Examples of financial abuse:

  • Controlling shared assets and resources. Abusers may make large financial decisions without your input, force you to sign financial documents without explanation, withhold account numbers, passwords or investment information, or insist joint purchases such as car loans or mortgages be in their name only. They may control how you spend by reducing your freedom to plan or budget, require you to account for every time you spend money, or withhold money from you through the form of restricted allowances or requiring you to ask for money. In times of conflict, they may use this to exert more control by threatening to 'cut you off' financially. There may also be a double standard with shared resources. For example, they may force you to share your income but not share theirs, or hide or take funds by putting them in a private account.

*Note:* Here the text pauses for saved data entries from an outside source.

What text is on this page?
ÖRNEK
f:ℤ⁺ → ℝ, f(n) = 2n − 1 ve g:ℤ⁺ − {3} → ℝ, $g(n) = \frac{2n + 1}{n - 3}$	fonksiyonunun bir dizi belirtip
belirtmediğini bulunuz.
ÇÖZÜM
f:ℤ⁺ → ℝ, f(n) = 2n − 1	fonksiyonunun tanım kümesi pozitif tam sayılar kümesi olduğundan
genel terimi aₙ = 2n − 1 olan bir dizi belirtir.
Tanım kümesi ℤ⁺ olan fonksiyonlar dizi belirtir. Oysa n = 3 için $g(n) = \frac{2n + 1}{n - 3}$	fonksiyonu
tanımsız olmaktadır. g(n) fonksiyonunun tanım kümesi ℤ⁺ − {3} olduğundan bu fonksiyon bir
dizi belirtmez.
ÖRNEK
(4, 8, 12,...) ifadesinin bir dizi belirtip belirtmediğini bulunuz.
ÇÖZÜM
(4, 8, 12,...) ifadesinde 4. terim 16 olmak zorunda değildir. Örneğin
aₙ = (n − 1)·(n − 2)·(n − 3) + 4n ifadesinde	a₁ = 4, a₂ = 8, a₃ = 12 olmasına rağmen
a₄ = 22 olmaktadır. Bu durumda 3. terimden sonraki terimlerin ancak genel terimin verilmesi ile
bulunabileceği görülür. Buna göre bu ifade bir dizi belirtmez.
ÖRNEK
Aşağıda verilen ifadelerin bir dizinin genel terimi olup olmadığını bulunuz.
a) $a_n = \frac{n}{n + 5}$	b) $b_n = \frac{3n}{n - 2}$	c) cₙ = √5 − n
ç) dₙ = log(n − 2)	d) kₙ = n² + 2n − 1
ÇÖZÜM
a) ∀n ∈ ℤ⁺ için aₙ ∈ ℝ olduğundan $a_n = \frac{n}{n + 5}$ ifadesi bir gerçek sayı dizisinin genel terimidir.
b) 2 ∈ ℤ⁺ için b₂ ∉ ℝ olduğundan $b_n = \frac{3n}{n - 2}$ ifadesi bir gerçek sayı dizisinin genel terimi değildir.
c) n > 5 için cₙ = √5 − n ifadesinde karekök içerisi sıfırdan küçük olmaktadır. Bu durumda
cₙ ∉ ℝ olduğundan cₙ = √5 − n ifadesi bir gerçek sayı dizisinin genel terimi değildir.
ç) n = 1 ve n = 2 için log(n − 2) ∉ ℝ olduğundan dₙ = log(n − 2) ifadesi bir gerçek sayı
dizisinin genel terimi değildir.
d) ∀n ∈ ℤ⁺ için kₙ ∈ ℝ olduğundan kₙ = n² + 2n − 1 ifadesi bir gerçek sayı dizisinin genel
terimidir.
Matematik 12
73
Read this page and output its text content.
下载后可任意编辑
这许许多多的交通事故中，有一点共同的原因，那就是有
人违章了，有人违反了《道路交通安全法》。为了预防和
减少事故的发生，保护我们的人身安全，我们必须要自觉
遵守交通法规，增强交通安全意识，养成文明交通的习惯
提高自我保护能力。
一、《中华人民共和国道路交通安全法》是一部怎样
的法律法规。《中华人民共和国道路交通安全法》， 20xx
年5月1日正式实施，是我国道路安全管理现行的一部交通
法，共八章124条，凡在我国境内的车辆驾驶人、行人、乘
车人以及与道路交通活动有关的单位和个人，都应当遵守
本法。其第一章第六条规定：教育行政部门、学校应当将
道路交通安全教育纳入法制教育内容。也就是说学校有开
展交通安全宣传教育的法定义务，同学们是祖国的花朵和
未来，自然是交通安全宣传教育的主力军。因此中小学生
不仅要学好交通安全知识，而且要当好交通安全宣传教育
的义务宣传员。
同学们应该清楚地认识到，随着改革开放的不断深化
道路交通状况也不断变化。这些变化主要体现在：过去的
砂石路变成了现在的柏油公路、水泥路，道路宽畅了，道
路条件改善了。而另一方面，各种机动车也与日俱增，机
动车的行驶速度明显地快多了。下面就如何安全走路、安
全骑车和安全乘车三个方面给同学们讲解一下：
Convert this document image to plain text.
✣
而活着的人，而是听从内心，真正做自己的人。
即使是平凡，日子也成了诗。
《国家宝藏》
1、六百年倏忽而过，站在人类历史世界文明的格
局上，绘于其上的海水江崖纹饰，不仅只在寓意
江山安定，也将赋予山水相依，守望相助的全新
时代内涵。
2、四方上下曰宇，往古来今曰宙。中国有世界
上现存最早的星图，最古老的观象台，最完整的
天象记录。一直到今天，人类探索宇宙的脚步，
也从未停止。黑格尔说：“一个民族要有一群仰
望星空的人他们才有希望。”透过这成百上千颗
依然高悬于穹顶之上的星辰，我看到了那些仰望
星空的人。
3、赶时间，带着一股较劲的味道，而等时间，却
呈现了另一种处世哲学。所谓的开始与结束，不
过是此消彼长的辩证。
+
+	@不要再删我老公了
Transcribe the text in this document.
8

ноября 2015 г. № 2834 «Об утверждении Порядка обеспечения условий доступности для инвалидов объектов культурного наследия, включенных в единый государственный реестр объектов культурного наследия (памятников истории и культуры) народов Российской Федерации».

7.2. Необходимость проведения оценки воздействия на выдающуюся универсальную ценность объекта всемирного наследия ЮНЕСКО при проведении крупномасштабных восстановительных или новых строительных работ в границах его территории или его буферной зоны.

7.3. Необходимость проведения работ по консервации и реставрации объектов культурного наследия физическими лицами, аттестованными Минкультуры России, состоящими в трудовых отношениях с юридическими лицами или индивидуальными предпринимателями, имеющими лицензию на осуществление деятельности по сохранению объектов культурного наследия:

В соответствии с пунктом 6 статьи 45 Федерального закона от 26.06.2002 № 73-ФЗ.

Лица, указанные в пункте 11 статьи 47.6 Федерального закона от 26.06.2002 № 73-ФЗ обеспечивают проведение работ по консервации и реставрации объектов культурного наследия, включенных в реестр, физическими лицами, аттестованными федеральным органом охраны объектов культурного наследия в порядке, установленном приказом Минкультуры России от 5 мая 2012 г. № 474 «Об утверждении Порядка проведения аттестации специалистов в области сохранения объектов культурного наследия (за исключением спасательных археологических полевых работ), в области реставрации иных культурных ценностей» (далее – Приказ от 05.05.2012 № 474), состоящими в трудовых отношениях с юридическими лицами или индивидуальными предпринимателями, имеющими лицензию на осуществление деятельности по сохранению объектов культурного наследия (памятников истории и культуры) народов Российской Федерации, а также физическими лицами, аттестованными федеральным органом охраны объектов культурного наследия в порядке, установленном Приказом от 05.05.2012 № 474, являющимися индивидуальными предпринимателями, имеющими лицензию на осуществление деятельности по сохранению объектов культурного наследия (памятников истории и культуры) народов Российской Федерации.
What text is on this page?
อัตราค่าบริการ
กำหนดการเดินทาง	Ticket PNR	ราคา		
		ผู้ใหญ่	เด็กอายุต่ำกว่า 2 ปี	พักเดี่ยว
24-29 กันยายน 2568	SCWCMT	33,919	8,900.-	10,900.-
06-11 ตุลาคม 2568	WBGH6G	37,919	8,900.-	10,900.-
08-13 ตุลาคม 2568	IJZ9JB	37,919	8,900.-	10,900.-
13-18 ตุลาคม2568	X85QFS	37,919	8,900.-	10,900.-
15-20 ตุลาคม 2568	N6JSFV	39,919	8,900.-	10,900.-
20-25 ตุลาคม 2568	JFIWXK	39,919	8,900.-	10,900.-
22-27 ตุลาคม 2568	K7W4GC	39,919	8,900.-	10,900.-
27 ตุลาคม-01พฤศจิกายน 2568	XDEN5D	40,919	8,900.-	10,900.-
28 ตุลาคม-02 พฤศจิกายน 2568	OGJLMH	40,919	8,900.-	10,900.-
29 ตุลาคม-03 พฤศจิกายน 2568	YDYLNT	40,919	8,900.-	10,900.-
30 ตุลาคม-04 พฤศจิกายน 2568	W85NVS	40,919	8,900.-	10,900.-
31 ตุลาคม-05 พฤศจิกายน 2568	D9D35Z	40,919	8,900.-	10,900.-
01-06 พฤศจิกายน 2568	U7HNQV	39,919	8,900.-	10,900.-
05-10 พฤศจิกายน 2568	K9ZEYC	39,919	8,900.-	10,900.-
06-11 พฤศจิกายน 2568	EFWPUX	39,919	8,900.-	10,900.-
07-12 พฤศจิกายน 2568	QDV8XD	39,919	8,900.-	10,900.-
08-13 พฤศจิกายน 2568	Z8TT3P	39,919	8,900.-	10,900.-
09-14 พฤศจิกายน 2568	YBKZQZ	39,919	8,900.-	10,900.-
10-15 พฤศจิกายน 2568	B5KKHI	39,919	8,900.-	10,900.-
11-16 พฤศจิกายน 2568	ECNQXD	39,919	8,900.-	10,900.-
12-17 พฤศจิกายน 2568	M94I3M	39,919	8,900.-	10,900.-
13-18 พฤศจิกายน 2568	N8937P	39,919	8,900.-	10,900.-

  • Interfering with your income potential. This could be criticising or minimising your job choice or career, pressuring you to quit your job (children may be used as an excuse), controlling where you can and cannot work, interfering with opportunities to progress in your career, harassing you at work, or preventing you from working by hiding car keys, taking your car without permission, or offering to babysit and then not showing up.

  • Restricted your access to your money, credit cards and financial assets. Abusers may force you to hand over control of your accounts of add their name to your account, they might stop you from having a bank account or credit card altogether, or confiscate your pay check or other sources of income. They might intercept or open your bank statements, or take benefits meant for you, your family or children. This may also be more subtle, for example abusers may offer to buy shopping or pay bills with your money but then misuse the money and not follow through..

  • Generate large bills and debt in your name, or steal from you. Abusers may take out money, loans or get credit in your name without telling you. They may drain you financially by taking money without repayment, cash in your pension or other cheques without your permission, ask you to change your will, or gamble with family assets. They may also require you to bail them out of difficult financial situations. Financial abuse does not necessarily mean taking money, abusers may cripple you financially by dragging out divorce proceedings or refusing to pay child support.


What are the impacts of financial abuse?


Abuse can cause disrupted employment records, ruined credit histories and even legal issues. Without access to money, credit cards and financial assets, it is very difficult to obtain long-term housing, safety and security, and establish independence after leaving an abusive partner. There may also be the added concern that ending an abusive relationship will mean victims are unable to provide financially for their children. As a result, financial insecurity is a key reason why people return to abusive partners. This report by Women's Aid and TUC found that 52% of survey respondents still living with their abuser said that they could not afford to leave, 41% had to use the children's birthday money or savings to buy essentials, 61% were in debt and 37% had a bad credit rating. Financial insecurity traps people in abusive relationships for longer, leaving potential for abuse to escalate and increasing the risk to individual safety.